The namkeen thali, a combination platter, included unpleasantly fatty chicken tikka and flavorless seekh kebab. The presentation was repetitive and unimaginative: shredded kale on the bottom and a heap of meat or fritters on top.
The greens of India dish consisted mostly of dry spinach. Not sure what made it Indian.
We wondered as we sat there, getting increasingly frustrated and saddened, how this place can make it, particularly with new restaurants offering superb Indian food. We concluded it would have to be because of the cheap, all-you-can eat lunch buffet and the proximity to Congress.
We didn't have high hopes for the entrees. We ordered the murg makhani, tandoor-roasted chicken in a tomato-based sauce. And surprise, it was good. The chicken was tender and the tomato sauce (albeit a little ketchupy) was nicely flavored with fenugreek and garlic. Yum, a word that can't be used for the Goan fish curry, which consisted of a nondescript, far-from-fresh, odorous fish cooked with onions and tomatoes. Before ordering we inquired about this dish and were told by our non-Indian waiter that it was good because it was cooked with onions. What?
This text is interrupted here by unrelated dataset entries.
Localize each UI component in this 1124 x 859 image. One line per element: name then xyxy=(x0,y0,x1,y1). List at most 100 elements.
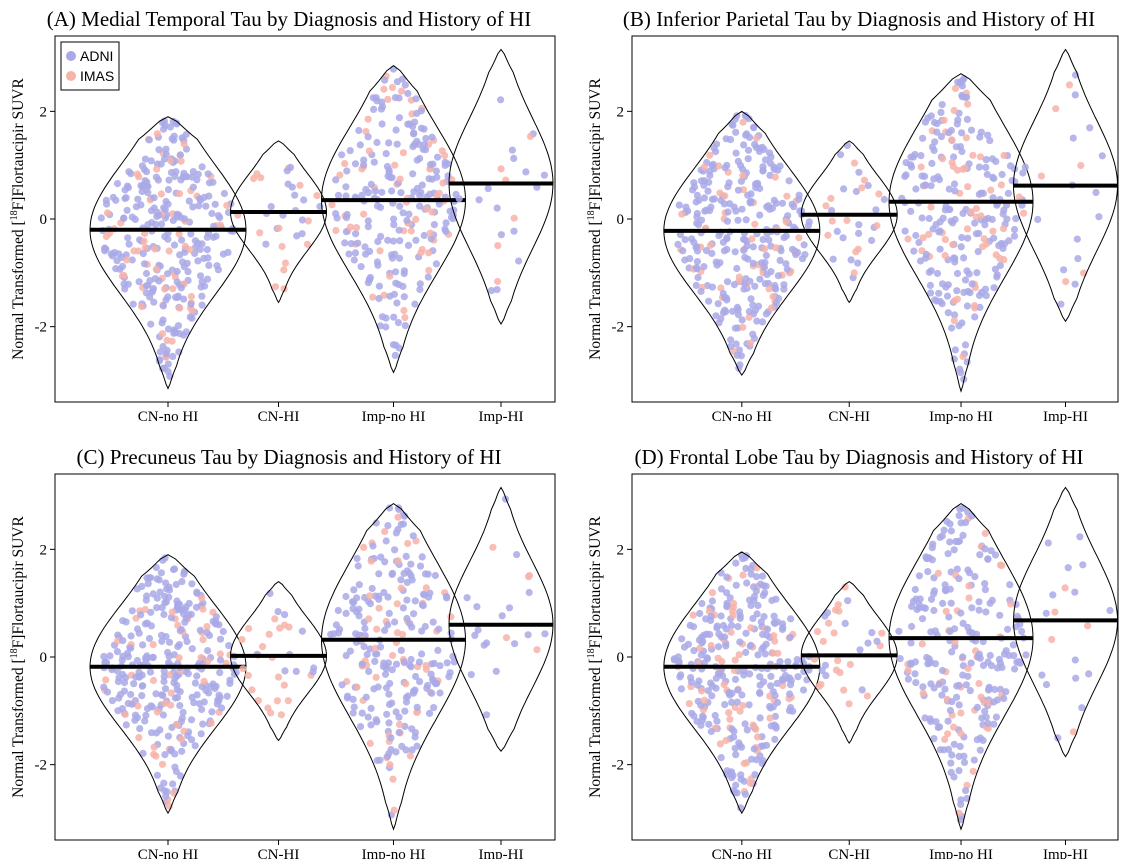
adni-point xyxy=(990,720,998,728)
adni-point xyxy=(153,771,161,779)
adni-point xyxy=(169,780,177,788)
adni-point xyxy=(759,742,767,750)
imas-point xyxy=(761,245,769,253)
adni-point xyxy=(145,574,153,582)
adni-point xyxy=(982,156,990,164)
adni-point xyxy=(397,646,405,655)
imas-point xyxy=(739,323,747,331)
adni-point xyxy=(138,582,146,591)
adni-point xyxy=(747,565,755,573)
adni-point xyxy=(734,306,742,314)
adni-point xyxy=(411,140,419,148)
adni-point xyxy=(988,215,996,224)
adni-point xyxy=(1034,215,1042,224)
adni-point xyxy=(713,624,721,632)
adni-point xyxy=(384,522,392,530)
adni-point xyxy=(416,285,424,294)
imas-point xyxy=(999,225,1008,233)
imas-point xyxy=(399,630,407,639)
imas-point xyxy=(273,697,281,705)
adni-point xyxy=(733,264,741,273)
imas-point xyxy=(389,775,397,783)
imas-point xyxy=(852,248,860,256)
adni-point xyxy=(177,284,185,292)
adni-point xyxy=(429,160,437,168)
adni-point xyxy=(377,232,385,240)
adni-point xyxy=(854,259,862,267)
adni-point xyxy=(690,183,699,191)
imas-point xyxy=(533,646,541,654)
panel-title: (B) Inferior Parietal Tau by Diagnosis a… xyxy=(623,7,1095,31)
adni-point xyxy=(147,157,155,165)
adni-point xyxy=(948,324,956,332)
adni-point xyxy=(180,295,188,303)
adni-point xyxy=(925,214,933,223)
adni-point xyxy=(425,175,433,183)
imas-point xyxy=(256,229,264,237)
imas-point xyxy=(439,179,447,187)
violin-outline xyxy=(448,486,554,753)
imas-point xyxy=(948,158,956,167)
adni-point xyxy=(975,163,984,171)
adni-point xyxy=(473,603,481,611)
adni-point xyxy=(855,229,863,237)
adni-point xyxy=(399,209,407,217)
imas-point xyxy=(964,664,972,673)
adni-point xyxy=(760,678,768,686)
adni-point xyxy=(162,792,170,800)
adni-point xyxy=(760,264,769,272)
adni-point xyxy=(758,318,767,326)
adni-point xyxy=(776,162,784,170)
adni-point xyxy=(188,645,196,653)
imas-point xyxy=(102,676,110,684)
adni-point xyxy=(962,681,971,689)
imas-point xyxy=(121,710,129,719)
adni-point xyxy=(345,250,353,258)
imas-point xyxy=(393,600,401,608)
imas-point xyxy=(175,654,183,662)
imas-point xyxy=(417,249,425,257)
imas-point xyxy=(369,293,377,301)
adni-point xyxy=(935,680,943,688)
violin-outline xyxy=(1012,486,1118,758)
adni-point xyxy=(189,183,197,191)
adni-point xyxy=(164,293,172,301)
adni-point xyxy=(150,298,158,306)
adni-point xyxy=(828,206,836,215)
adni-point xyxy=(723,589,731,597)
imas-point xyxy=(158,330,167,338)
adni-point xyxy=(385,609,393,618)
adni-point xyxy=(432,167,440,175)
adni-point xyxy=(212,232,220,240)
imas-point xyxy=(376,247,384,255)
adni-point xyxy=(721,633,729,641)
adni-point xyxy=(738,316,746,324)
adni-point xyxy=(1012,215,1020,223)
adni-point xyxy=(463,594,471,602)
adni-point xyxy=(957,800,965,809)
adni-point xyxy=(880,195,888,204)
adni-point xyxy=(714,300,722,308)
panel-title: (D) Frontal Lobe Tau by Diagnosis and Hi… xyxy=(635,445,1084,469)
adni-point xyxy=(541,630,549,638)
adni-point xyxy=(733,698,742,706)
imas-point xyxy=(863,692,872,700)
adni-point xyxy=(373,650,381,658)
adni-point xyxy=(938,532,946,540)
imas-point xyxy=(1048,635,1056,644)
adni-point xyxy=(385,719,393,727)
adni-point xyxy=(744,255,752,263)
imas-point xyxy=(873,222,881,230)
imas-point xyxy=(130,247,138,255)
adni-point xyxy=(162,350,170,358)
adni-point xyxy=(291,191,299,199)
imas-point xyxy=(951,84,960,92)
adni-point xyxy=(1000,694,1008,703)
adni-point xyxy=(933,128,941,136)
y-tick-label: -2 xyxy=(35,320,48,336)
adni-point xyxy=(731,675,740,684)
adni-point xyxy=(125,168,133,176)
adni-point xyxy=(740,141,748,149)
adni-point xyxy=(1012,600,1020,609)
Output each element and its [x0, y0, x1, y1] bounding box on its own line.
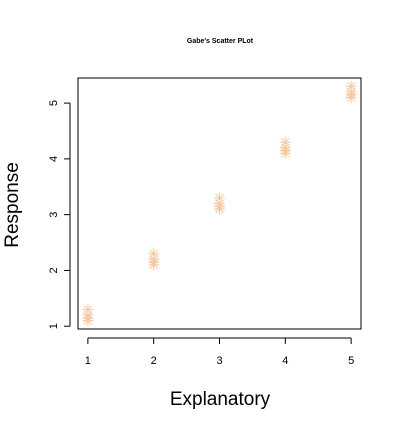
x-axis: 1 2 3 4 5	[85, 337, 354, 367]
data-points	[82, 80, 357, 327]
x-tick-label: 2	[151, 355, 157, 367]
y-axis-label: Response	[2, 162, 23, 248]
data-point	[214, 200, 225, 212]
y-axis: 1 2 3 4 5	[48, 100, 71, 329]
data-point	[82, 312, 94, 324]
x-tick-label: 3	[216, 355, 222, 367]
x-tick-label: 4	[282, 355, 288, 367]
y-tick-label: 5	[48, 100, 60, 106]
x-axis-label: Explanatory	[170, 389, 271, 410]
data-point	[82, 303, 94, 315]
y-tick-label: 1	[48, 323, 60, 329]
x-tick-label: 5	[348, 355, 354, 367]
data-point	[279, 145, 291, 157]
data-point	[148, 256, 160, 268]
data-point	[148, 248, 160, 260]
y-tick-label: 3	[48, 212, 60, 218]
plot-frame	[77, 77, 362, 330]
y-tick-label: 2	[48, 267, 60, 273]
y-tick-label: 4	[48, 156, 60, 162]
data-point	[345, 89, 357, 101]
chart-title: Gabe's Scatter PLot	[187, 38, 254, 45]
x-tick-label: 1	[85, 355, 91, 367]
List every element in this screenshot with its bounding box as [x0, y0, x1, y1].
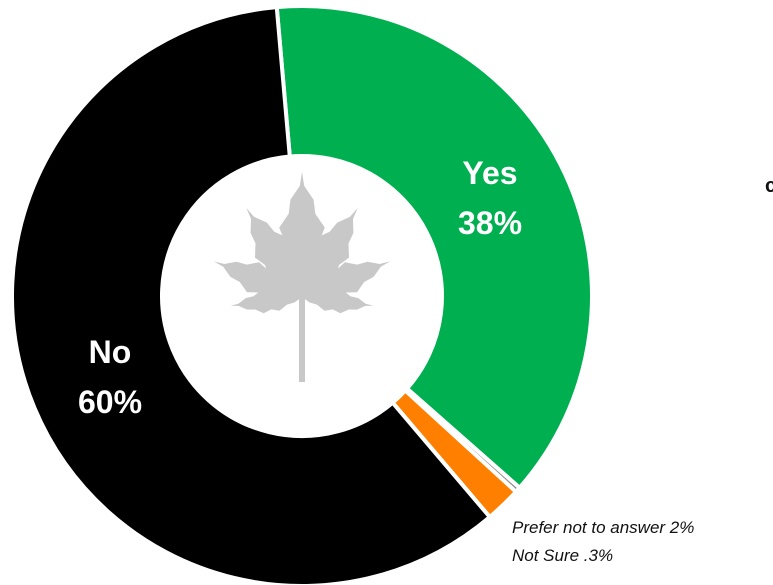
donut-slice-no [10, 4, 493, 585]
slice-label-no: No [89, 334, 132, 370]
cut-off-text: c [765, 175, 773, 197]
donut-slices [10, 4, 594, 585]
slice-value-yes: 38% [458, 205, 522, 241]
cannabis-leaf-icon [213, 172, 391, 382]
donut-slice-yes [274, 4, 594, 491]
annotation-not-sure: Not Sure .3% [512, 546, 613, 565]
slice-label-yes: Yes [462, 155, 517, 191]
annotation-prefer-not-to-answer: Prefer not to answer 2% [512, 518, 694, 537]
slice-value-no: 60% [78, 384, 142, 420]
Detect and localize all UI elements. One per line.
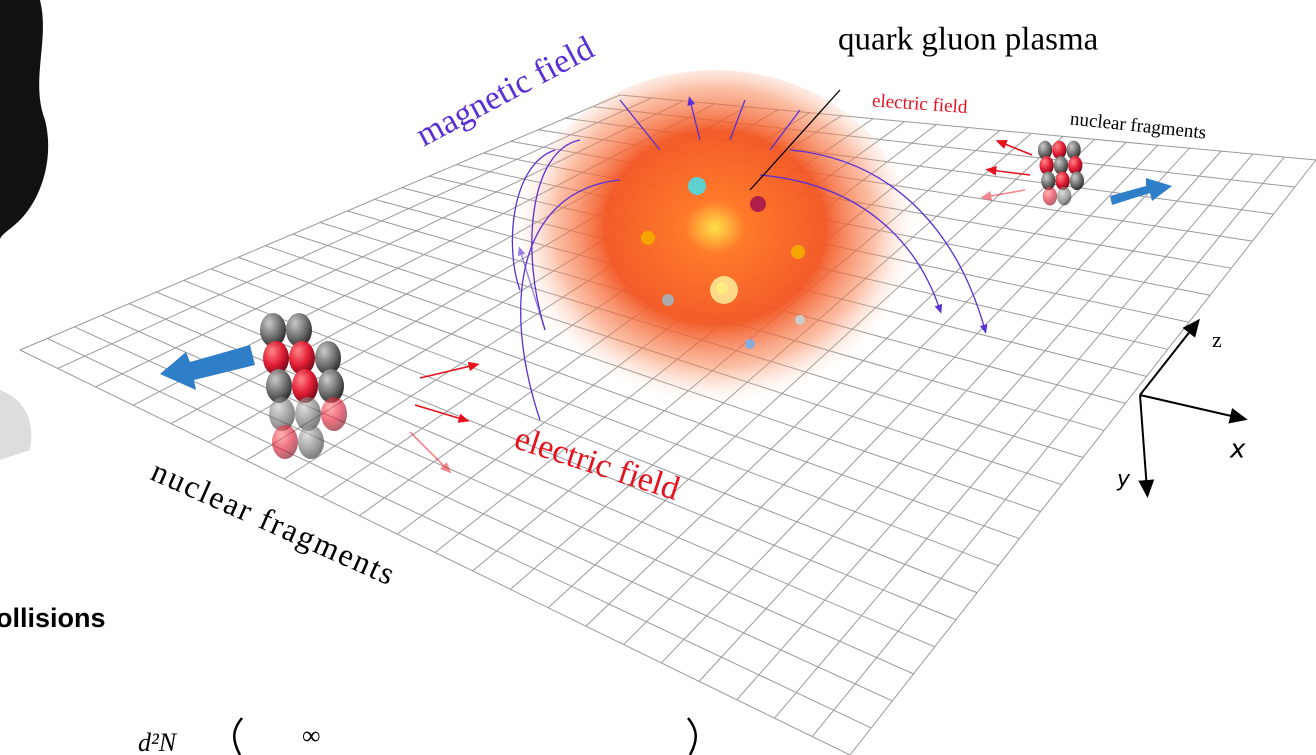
axis-label-y: y [1116, 467, 1131, 492]
nucleon [298, 425, 324, 459]
nucleon [1070, 171, 1084, 190]
grid-line [850, 160, 1316, 755]
nucleus-left [260, 313, 347, 459]
nucleon [272, 425, 298, 459]
axes [1140, 325, 1240, 490]
nucleon [1057, 187, 1071, 206]
slide-heading: ollisions [0, 603, 106, 633]
nucleus-right [1038, 141, 1084, 206]
silhouette-shadow [0, 390, 31, 460]
plasma [515, 70, 915, 420]
axis-label-x: x [1229, 435, 1246, 465]
label-electric-field: electric field [510, 420, 684, 508]
label-nuclear-fragments: nuclear fragments [146, 452, 402, 592]
axis-label-z: z [1212, 327, 1222, 352]
label-electric-field: electric field [871, 90, 968, 118]
formula-paren [234, 718, 242, 755]
nucleon [321, 397, 347, 431]
direction-arrow [160, 345, 255, 390]
slide: ollisions d²N ∞ [0, 0, 1316, 755]
nucleon [1043, 187, 1057, 206]
formula-paren [688, 718, 696, 755]
formula-symbol: ∞ [302, 721, 321, 750]
label-qgp: quark gluon plasma [838, 22, 1099, 58]
silhouette [0, 0, 48, 240]
label-nuclear-fragments: nuclear fragments [1069, 108, 1207, 143]
formula-numerator: d²N [138, 728, 178, 755]
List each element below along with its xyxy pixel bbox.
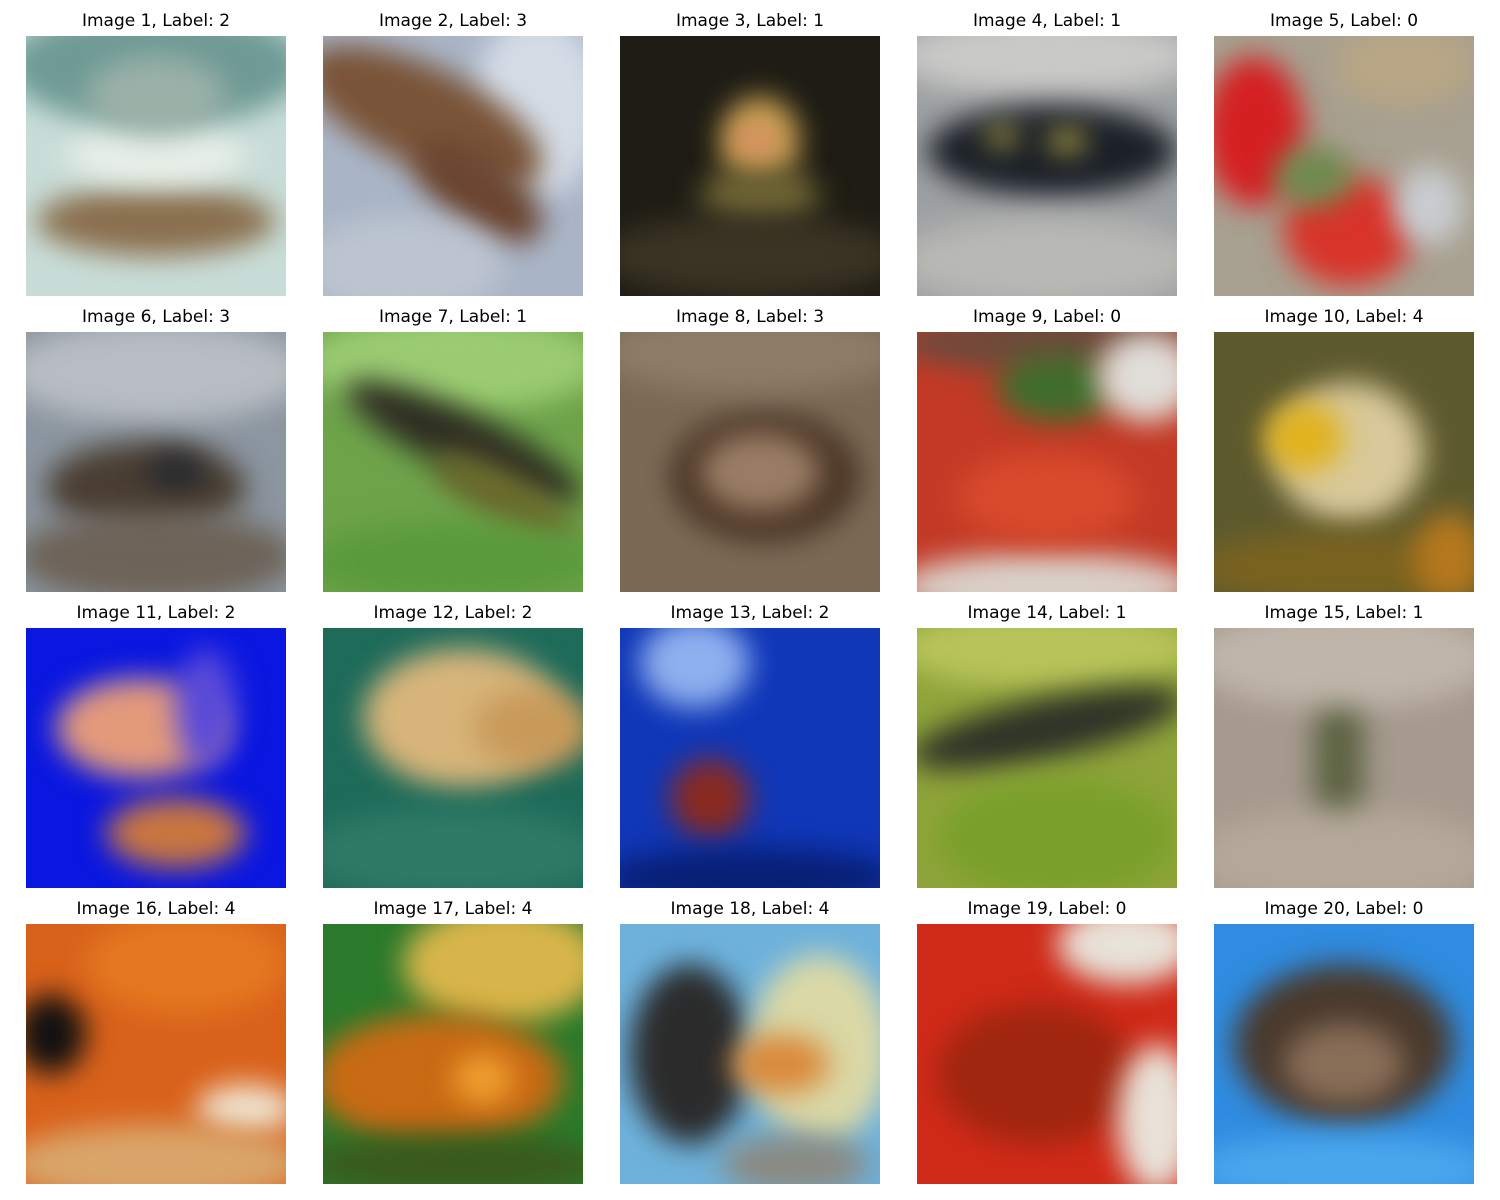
- image-caption: Image 1, Label: 2: [81, 11, 231, 31]
- image-caption: Image 19, Label: 0: [967, 899, 1127, 919]
- image-thumbnail-11: [26, 628, 286, 888]
- image-cell-20: Image 20, Label: 0: [1214, 888, 1474, 1184]
- image-caption: Image 6, Label: 3: [81, 307, 231, 327]
- image-cell-19: Image 19, Label: 0: [917, 888, 1177, 1184]
- image-cell-7: Image 7, Label: 1: [323, 296, 583, 592]
- image-cell-9: Image 9, Label: 0: [917, 296, 1177, 592]
- image-caption: Image 15, Label: 1: [1264, 603, 1424, 623]
- image-thumbnail-17: [323, 924, 583, 1184]
- image-caption: Image 16, Label: 4: [76, 899, 236, 919]
- image-thumbnail-12: [323, 628, 583, 888]
- image-cell-11: Image 11, Label: 2: [26, 592, 286, 888]
- image-thumbnail-10: [1214, 332, 1474, 592]
- image-cell-17: Image 17, Label: 4: [323, 888, 583, 1184]
- image-thumbnail-3: [620, 36, 880, 296]
- image-caption: Image 8, Label: 3: [675, 307, 825, 327]
- image-thumbnail-8: [620, 332, 880, 592]
- image-cell-2: Image 2, Label: 3: [323, 0, 583, 296]
- image-caption: Image 3, Label: 1: [675, 11, 825, 31]
- image-thumbnail-16: [26, 924, 286, 1184]
- image-cell-1: Image 1, Label: 2: [26, 0, 286, 296]
- image-cell-18: Image 18, Label: 4: [620, 888, 880, 1184]
- image-caption: Image 14, Label: 1: [967, 603, 1127, 623]
- image-caption: Image 9, Label: 0: [972, 307, 1122, 327]
- image-thumbnail-15: [1214, 628, 1474, 888]
- image-caption: Image 17, Label: 4: [373, 899, 533, 919]
- image-thumbnail-4: [917, 36, 1177, 296]
- image-cell-12: Image 12, Label: 2: [323, 592, 583, 888]
- image-caption: Image 4, Label: 1: [972, 11, 1122, 31]
- image-cell-13: Image 13, Label: 2: [620, 592, 880, 888]
- image-caption: Image 2, Label: 3: [378, 11, 528, 31]
- image-caption: Image 13, Label: 2: [670, 603, 830, 623]
- image-thumbnail-18: [620, 924, 880, 1184]
- image-thumbnail-13: [620, 628, 880, 888]
- image-caption: Image 5, Label: 0: [1269, 11, 1419, 31]
- image-cell-3: Image 3, Label: 1: [620, 0, 880, 296]
- image-cell-16: Image 16, Label: 4: [26, 888, 286, 1184]
- image-thumbnail-7: [323, 332, 583, 592]
- image-cell-5: Image 5, Label: 0: [1214, 0, 1474, 296]
- image-cell-8: Image 8, Label: 3: [620, 296, 880, 592]
- image-caption: Image 7, Label: 1: [378, 307, 528, 327]
- image-thumbnail-6: [26, 332, 286, 592]
- image-cell-14: Image 14, Label: 1: [917, 592, 1177, 888]
- image-caption: Image 12, Label: 2: [373, 603, 533, 623]
- image-cell-10: Image 10, Label: 4: [1214, 296, 1474, 592]
- image-cell-6: Image 6, Label: 3: [26, 296, 286, 592]
- image-caption: Image 10, Label: 4: [1264, 307, 1424, 327]
- image-thumbnail-1: [26, 36, 286, 296]
- image-caption: Image 18, Label: 4: [670, 899, 830, 919]
- image-cell-15: Image 15, Label: 1: [1214, 592, 1474, 888]
- image-thumbnail-14: [917, 628, 1177, 888]
- image-thumbnail-20: [1214, 924, 1474, 1184]
- image-thumbnail-2: [323, 36, 583, 296]
- image-caption: Image 20, Label: 0: [1264, 899, 1424, 919]
- image-thumbnail-19: [917, 924, 1177, 1184]
- image-caption: Image 11, Label: 2: [76, 603, 236, 623]
- image-thumbnail-5: [1214, 36, 1474, 296]
- image-cell-4: Image 4, Label: 1: [917, 0, 1177, 296]
- image-thumbnail-9: [917, 332, 1177, 592]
The gosht chaamp -- lamb chops marinated in yogurt, cardamom and garlic -- was another disappointment. The seasoning was fine, but the lamb was tough and sinewy. One or two bites into it and we gave up on the gnawing. Not worth the trouble.
The gobi aloo matter -- a cauliflower and potato stew seasoned with cumin, red chili, turmeric and coriander -- was above our by-now-low expectations, but nothing to write home about.